Quantification of the transient and long-term response of Saccharomyces cerevisiae to carbon dioxide stresses of various intensities

• Steady state chemostat cultures were submitted to step-increases in the CO2 concentrations.
• The transient and long-term responses were analyzed with a focus on the energetics.
• Transient response to elevated CO2 led to increase in energy generation detrimental to biomass synthesis.
• The YATP decreased proportionally with increasing dissolved CO2 concentrations.
• Transient response to elevated CO2 implies storage sugar mobilization, cations uptake and excretion of ethanol and acetate.

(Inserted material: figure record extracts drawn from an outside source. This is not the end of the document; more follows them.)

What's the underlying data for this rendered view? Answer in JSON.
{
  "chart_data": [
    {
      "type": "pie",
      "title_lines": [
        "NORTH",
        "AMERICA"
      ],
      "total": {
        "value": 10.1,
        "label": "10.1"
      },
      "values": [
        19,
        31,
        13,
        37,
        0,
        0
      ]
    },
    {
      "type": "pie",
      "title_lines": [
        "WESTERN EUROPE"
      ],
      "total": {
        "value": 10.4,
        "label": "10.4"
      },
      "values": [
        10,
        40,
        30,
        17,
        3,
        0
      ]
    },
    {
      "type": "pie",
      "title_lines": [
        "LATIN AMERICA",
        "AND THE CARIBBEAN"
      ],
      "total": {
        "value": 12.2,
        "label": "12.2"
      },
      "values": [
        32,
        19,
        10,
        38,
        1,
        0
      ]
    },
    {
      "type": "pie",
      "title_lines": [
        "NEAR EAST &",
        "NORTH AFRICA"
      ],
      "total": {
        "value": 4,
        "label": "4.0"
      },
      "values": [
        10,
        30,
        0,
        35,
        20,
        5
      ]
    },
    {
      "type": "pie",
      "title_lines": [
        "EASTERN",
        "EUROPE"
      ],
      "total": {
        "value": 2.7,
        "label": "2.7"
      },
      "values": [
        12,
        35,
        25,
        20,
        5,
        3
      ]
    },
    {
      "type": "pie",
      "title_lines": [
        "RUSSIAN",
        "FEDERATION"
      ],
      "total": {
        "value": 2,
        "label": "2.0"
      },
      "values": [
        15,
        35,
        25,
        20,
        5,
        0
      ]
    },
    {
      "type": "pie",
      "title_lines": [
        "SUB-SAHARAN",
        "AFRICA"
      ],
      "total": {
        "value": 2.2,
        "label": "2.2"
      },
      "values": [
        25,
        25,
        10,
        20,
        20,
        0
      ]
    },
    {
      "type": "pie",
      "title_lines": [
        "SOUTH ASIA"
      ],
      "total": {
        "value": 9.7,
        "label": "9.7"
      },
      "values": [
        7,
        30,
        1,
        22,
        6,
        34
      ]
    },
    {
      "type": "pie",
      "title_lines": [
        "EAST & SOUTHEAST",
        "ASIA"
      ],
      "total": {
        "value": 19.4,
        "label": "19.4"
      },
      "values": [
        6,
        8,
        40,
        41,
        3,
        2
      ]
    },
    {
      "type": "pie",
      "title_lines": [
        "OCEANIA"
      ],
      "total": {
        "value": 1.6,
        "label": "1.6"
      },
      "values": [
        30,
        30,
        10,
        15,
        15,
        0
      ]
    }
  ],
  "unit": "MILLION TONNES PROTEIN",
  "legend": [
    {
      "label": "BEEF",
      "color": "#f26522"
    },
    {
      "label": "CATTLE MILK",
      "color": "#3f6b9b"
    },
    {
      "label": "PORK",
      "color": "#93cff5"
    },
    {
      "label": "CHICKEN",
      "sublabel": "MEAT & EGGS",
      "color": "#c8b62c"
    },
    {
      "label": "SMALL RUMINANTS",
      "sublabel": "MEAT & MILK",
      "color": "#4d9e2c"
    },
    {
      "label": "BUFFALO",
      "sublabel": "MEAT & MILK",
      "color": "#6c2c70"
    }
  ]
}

Carbon dioxide (CO2) is a major compound of microbial metabolism both as a substrate and as a product but high dissolved carbon dioxide concentrations have long been known to affect yeast physiology.This work investigates the energetic aspects of the transient and long-term responses of yeast chemostat cultures submitted to different step-increases of the dissolved CO2 concentrations.It was demonstrated that a CO2 shift-up triggered a transient metabolic response characterized by an increase of the specific respiration rate (up to +37%), the mobilization of storage sugars, excretion of ethanol and acetate (up to 50 mg L−1) and by the uptake of potassium (+30 mM) and magnesium (+20 mM) ions. The energy generation by the yeast metabolism temporarily increased and a transient decrease in the biomass synthesis was observed. This short-term response was not dependent of the amplitude of the shift-up and could not be explained by pH homeostasis only. Moreover, on the long-run CO2 created an energy drain that was proportional to its concentration as the YATP value decreased from 12.7 gX moleATP−1 to 9.57 gX moleATP−1 when the dissolved CO2 concentration was increased from 1.4 mM to 17.09 mM. Succinate excretion was also observed for CO2 enriched cultures and its production rate was found proportional with increasing CO2 concentrations. Finally, we pointed out that yeast cells may adapt to high CO2 concentrations in the long-run.This work illustrates the regulation of physiologic and metabolic homeostasis of yeast cells when facing CO2 stress.